Compound Operational Transformation
A great tutorial on Compound Operational Transformation is Understanding and Applying Operational Transformation by Daniel Spiewak. One must read this to understand how Compound Operational Transformation works.
Conclusion
As I have mentioned earlier, Operational Transformation is a very powerful tool that allows building great collaborative apps with support for non-blocking concurrent editing. I would keep updating the blog post with whatever I learn more about OT and other real-time collaborative editing algorithms.
Quoting from the Wikipedia’s Page:
While the classic OT approach of defining operations through their offsets in the text seems to be simple and natural, real-world distributed systems raise serious issues. Namely, those operations propagate with finite speed, states of participants are often different, thus the resulting combinations of states and operations are extremely hard to foresee and understand. As Li and Li put it, “Due to the need to consider complicated case coverage, formal proofs are very complicated and error-prone, even for OT algorithms that only treat two characterwise primitives (insert and delete)”.
Similarly, Joseph Gentle who is a former Google Wave engineer and an author of the Share.JS library wrote, “Unfortunately, implementing OT sucks. There are a million algorithms with different tradeoffs, mostly trapped in academic papers. The algorithms are really hard and time-consuming to implement correctly. […] Wave took 2 years to write and if we rewrote it today, it would take almost as long to write a second time.”
For OT to work, every single change to the data needs to be captured: “Obtaining a snapshot of the state is usually trivial, but capturing edits is a different matter altogether. […] The richness of modern user interfaces can make this problematic, especially within a browser-based environment.” An alternative to OT is differential synchronization.
References
I’ve read the following papers and articles to learn about Operational Transformation.
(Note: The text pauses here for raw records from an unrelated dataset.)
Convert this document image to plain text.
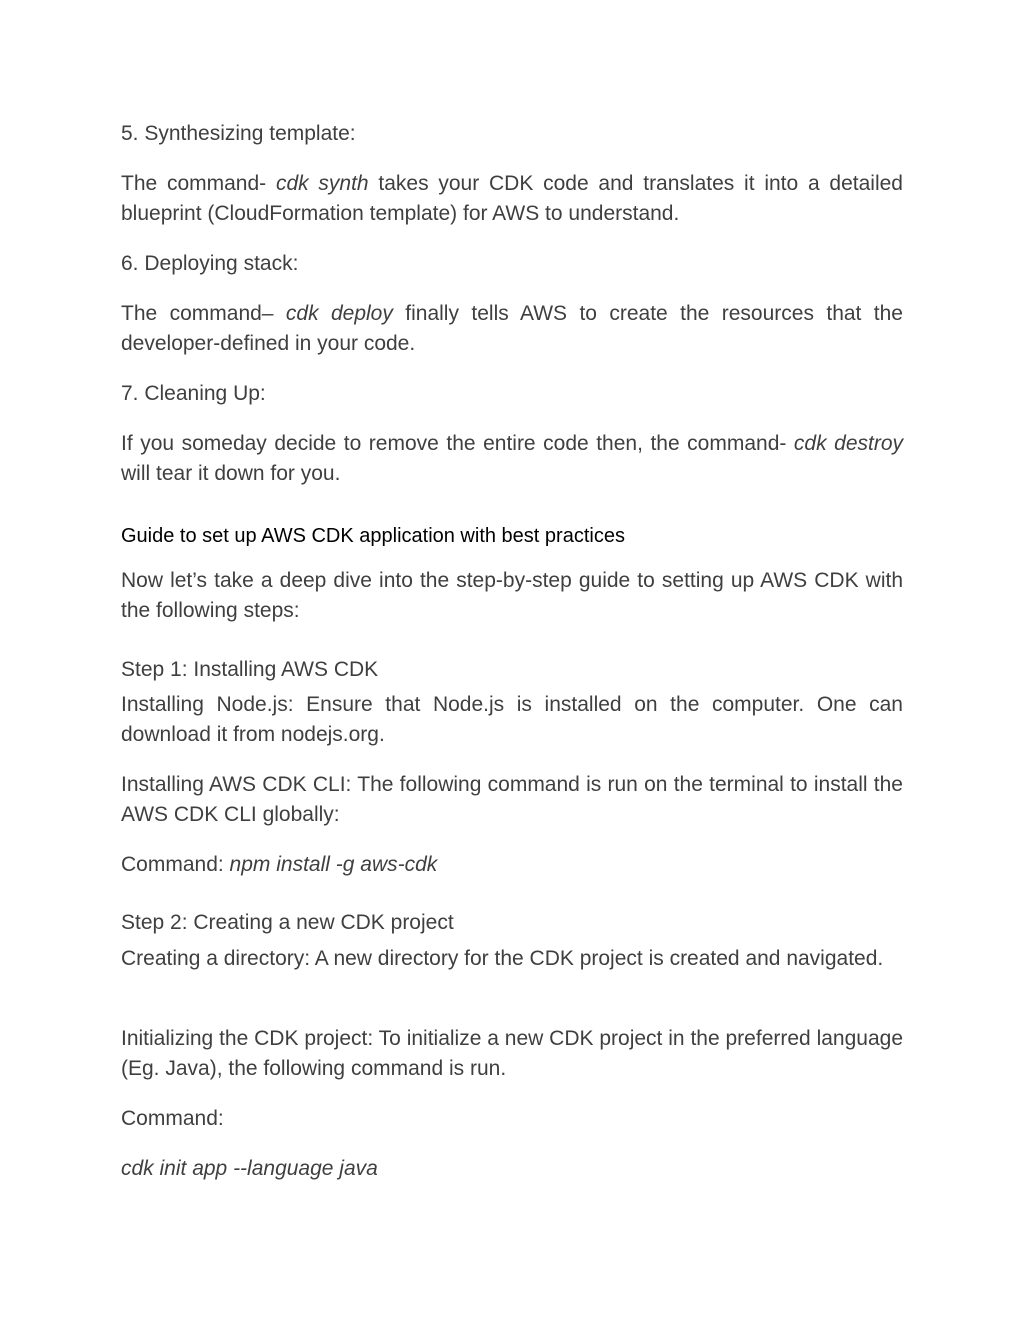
5. Synthesizing template:

The command- cdk synth takes your CDK code and translates it into a detailed blueprint (CloudFormation template) for AWS to understand.

6. Deploying stack:

The command– cdk deploy finally tells AWS to create the resources that the developer-defined in your code.

7. Cleaning Up:

If you someday decide to remove the entire code then, the command- cdk destroy will tear it down for you.

Guide to set up AWS CDK application with best practices

Now let’s take a deep dive into the step-by-step guide to setting up AWS CDK with the following steps:

Step 1: Installing AWS CDK

Installing Node.js: Ensure that Node.js is installed on the computer. One can download it from nodejs.org.

Installing AWS CDK CLI: The following command is run on the terminal to install the AWS CDK CLI globally:

Command: npm install -g aws-cdk

Step 2: Creating a new CDK project

Creating a directory: A new directory for the CDK project is created and navigated.

Initializing the CDK project: To initialize a new CDK project in the preferred language (Eg. Java), the following command is run.

Command:

cdk init app --language java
- High Latency, Low-Bandwidth Windowing in the Jupiter Collaboration System Authored by David A. Nichols, Pavel Curtis, Michael Dixon, and John Lamping.
- Operational Transformation in Real-Time Group Editors: Issues, Algorithms, and Achievements Authored by Chengzheng Sun and Clarence (Skip) Ellis.
- Google’s whitepaper on Operational Transformation
- Concurrency Control in Groupware Systems Authored by C.A. Ellis, S.J. Gibbs
- Evaluating CRDTs for Real-time Document Editing Authored by Mehdi Ahmed-Nacer, Claudia-Lavinia Ignat, G´erald Oster, Hyun-Gul Roh, Pascal Urso
- Merging OT and CRDT Algorithms Authored by Mehdi Ahmed-Nacer, Pascal Urso, Valter Balegas, Nuno Pregui¸ca
- Wikipedia on Operational Transformation One of the most informative articles, I have found on wikipedia, suprisingly.